Do najgrzeczniejszych to ten stwór nie należy, tego nie da się ukryć. W stajni bardzo lubi zaczepiać inne konie, przez co często jest głównym prowokatorem wszelkich zaistniałych w stajni sprzeczek. Czasami jest wręcz nieznośny, szczególnie podczas sprzątania boksu pod jego obecność, bo kładzie wtedy uszy i niespokojnie przestępuje z nogi na nogę, dlatego lepiej go wyprowadzić przed takimi zabiegami. Czyszczony może być w boksie. Gdy zostaje sam w stajni bardzo rży, ale po jakimś czasie całkowicie się wycisza. Podczas karmienia miewa bardzo różne chwile. Raz jest grzeczny, innym razem rży na całą stajnię.
Na padoku bryka, fika, lata, fruwa, jest wszędzie w przeciągu jednej sekundy. Wychodzi najczęściej z młodymi ogierami oraz wałachami, ale czasami jest wypuszczany do klaczy. Bardzo udziela się społecznie, czyli uczestniczy w każdej zabawie oraz zawsze jest gotowy na wszelkiego rodzaju wyścigi. Potrafi otworzyć bramkę padoku i wraz z pozostałymi wierzchowcami nagle podgalopować pod drzwi stajni. Ogółem to taki typ rozrabiaki. Taki łobuz.
Baloo zaczął uczestniczyć w zawodach dopiero gdy trafił do Estrelli. Co prawda kilka razy miał okazję wybrać się na jakąś przejażdżkę przyczepką, więc z tym nie ma raczej problemu, ale podczas rozprężania czy przygotowania czasem jest bardzo spięty, rozluźnia się dopiero, gdy jest już odpowiednio rozgrzany. Na zawodach, chyba ze względu na sporą dawkę stresu, całkiem zapomina o swojej płochliwości. Nie da się ukryć, że Baloo jest naprawdę pięknym koniem. Podczas wystaw pokazuje się z pełną gracją i ciekawie przygląda się wszelkim otaczającym go przedmiotom. Porusza się z lekkością, czym przykuwa spojrzenia sędziów. Czasami w przypływie emocji sobie bryknie, jednak nigdy nie jest przy tym niebezpieczny dla prezentera.

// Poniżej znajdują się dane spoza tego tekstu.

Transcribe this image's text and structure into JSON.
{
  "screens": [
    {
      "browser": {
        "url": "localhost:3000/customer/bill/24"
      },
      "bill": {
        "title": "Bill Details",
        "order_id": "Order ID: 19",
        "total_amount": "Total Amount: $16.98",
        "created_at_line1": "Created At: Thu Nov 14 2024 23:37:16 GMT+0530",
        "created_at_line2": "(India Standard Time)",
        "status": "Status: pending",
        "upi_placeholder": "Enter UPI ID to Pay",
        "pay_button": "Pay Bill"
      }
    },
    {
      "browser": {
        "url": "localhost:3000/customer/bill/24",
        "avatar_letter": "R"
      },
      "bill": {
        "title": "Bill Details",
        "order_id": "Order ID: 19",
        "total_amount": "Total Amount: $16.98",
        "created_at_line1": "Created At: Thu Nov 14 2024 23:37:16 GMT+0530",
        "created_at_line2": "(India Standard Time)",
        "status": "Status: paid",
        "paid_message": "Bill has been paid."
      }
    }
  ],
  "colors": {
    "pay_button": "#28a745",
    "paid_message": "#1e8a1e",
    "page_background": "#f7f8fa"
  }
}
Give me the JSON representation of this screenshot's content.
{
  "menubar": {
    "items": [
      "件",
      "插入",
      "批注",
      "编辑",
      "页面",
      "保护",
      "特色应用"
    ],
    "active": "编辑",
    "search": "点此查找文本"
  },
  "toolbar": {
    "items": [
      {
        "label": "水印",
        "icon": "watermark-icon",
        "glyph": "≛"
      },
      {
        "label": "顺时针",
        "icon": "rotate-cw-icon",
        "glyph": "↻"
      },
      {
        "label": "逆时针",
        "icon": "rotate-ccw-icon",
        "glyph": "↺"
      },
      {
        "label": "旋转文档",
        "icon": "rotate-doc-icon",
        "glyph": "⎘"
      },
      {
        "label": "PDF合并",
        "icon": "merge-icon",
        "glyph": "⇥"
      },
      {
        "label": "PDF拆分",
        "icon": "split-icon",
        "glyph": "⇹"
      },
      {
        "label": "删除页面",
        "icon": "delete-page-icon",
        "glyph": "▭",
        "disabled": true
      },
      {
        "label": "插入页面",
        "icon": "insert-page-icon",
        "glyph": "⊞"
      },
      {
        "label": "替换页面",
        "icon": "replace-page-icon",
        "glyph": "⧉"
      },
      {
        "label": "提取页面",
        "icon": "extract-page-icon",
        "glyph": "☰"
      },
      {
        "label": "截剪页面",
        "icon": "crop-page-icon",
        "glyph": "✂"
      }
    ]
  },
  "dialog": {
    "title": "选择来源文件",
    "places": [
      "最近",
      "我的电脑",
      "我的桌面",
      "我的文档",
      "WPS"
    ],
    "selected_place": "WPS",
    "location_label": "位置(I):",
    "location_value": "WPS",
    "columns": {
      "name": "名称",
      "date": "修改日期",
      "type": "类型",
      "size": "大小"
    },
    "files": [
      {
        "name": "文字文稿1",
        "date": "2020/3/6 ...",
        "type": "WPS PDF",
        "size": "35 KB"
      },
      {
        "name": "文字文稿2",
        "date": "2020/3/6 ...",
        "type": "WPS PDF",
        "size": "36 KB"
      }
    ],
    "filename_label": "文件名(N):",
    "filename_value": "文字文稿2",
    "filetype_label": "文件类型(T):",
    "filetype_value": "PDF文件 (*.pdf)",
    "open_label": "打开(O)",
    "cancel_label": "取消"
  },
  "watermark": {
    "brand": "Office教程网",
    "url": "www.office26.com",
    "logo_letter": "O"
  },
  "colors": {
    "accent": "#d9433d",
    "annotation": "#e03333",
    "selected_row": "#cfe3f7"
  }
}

Nie przepada za ujżdżeniem, co nie zmienia faktu, że ma do niego wielki talent. Ma piękny ruch i doskonale odpowiada na sygnały jeźdżca. Z wielką chęcią wykonuje wolty, półwolty i wszelkiego rodzaju koła, choć nie ma w nim takiego zapału do pracy. Raczej robi to, bo musi, a że musi, to się postara. Jest bardzo lekki w pysku i łatwy do zebrania. Baloo uwielbia skakać i ma do tego także wielki talent. Skacze bardzo ładnie technicznie, choć zdarza mu się jeszcze niewystarczająco podnieść zadnie nogi i czasem zrzuci, jednak zdarza mu się to już coraz rzadziej, nigdy natomiast nie wyłamie. Skoczy, choćby musiał wybić się ogonem. Na parkurze jest bardzo zwrotny, ładnie baskiluje nad przeszkodą i odpowiednio poprowadzony przez parkur jest w stanie zdobyć naprawdę wysokie noty. Cross lubi, choć trochę mniej niż skoki. Galopuje pewnie przed siebie, a połączenie wytrzymałości konia arabskiego z dobrą techniką i zwrotnością dały konia naprawdę dobrze rokującego. Biegnie bardzo pewnie, dobrze odmierza odległość i wybija się dokładnie w tym miejscu, w którym jest mu najwygodniej. Zadaniem jeźdźca jest głównie pokazywanie mu trasy oraz ewentualna korekta. Nosi stosunkowo miękko. Nie wybija mocno, kłus ćwiczebny na nim jest do wytrzymania. Ma obszerny galop, mocny, ładny, sprężysty, luźny, kłus i stęp także są ładne, ale już nie tak widowiskowe. Ma ogromny talent do dodań w kłusie i totalny brak talentu do tego, aby po tych dodaniach skracać.
Baloo może pochwalić się dobrym zdrowiem. Nigdy powaźniej nie chorował, nie był kontuzjowany, a jedyne, co mu się przydarzyło, to niewielki ropień w zębie, z czego jednak wylizał się po niecałym tygodniu leczenia. Potem szybko przybrał na masie i znów zaczął intensywnie trenować. Jest wolny od chorób genetycznych. Nie kolkował.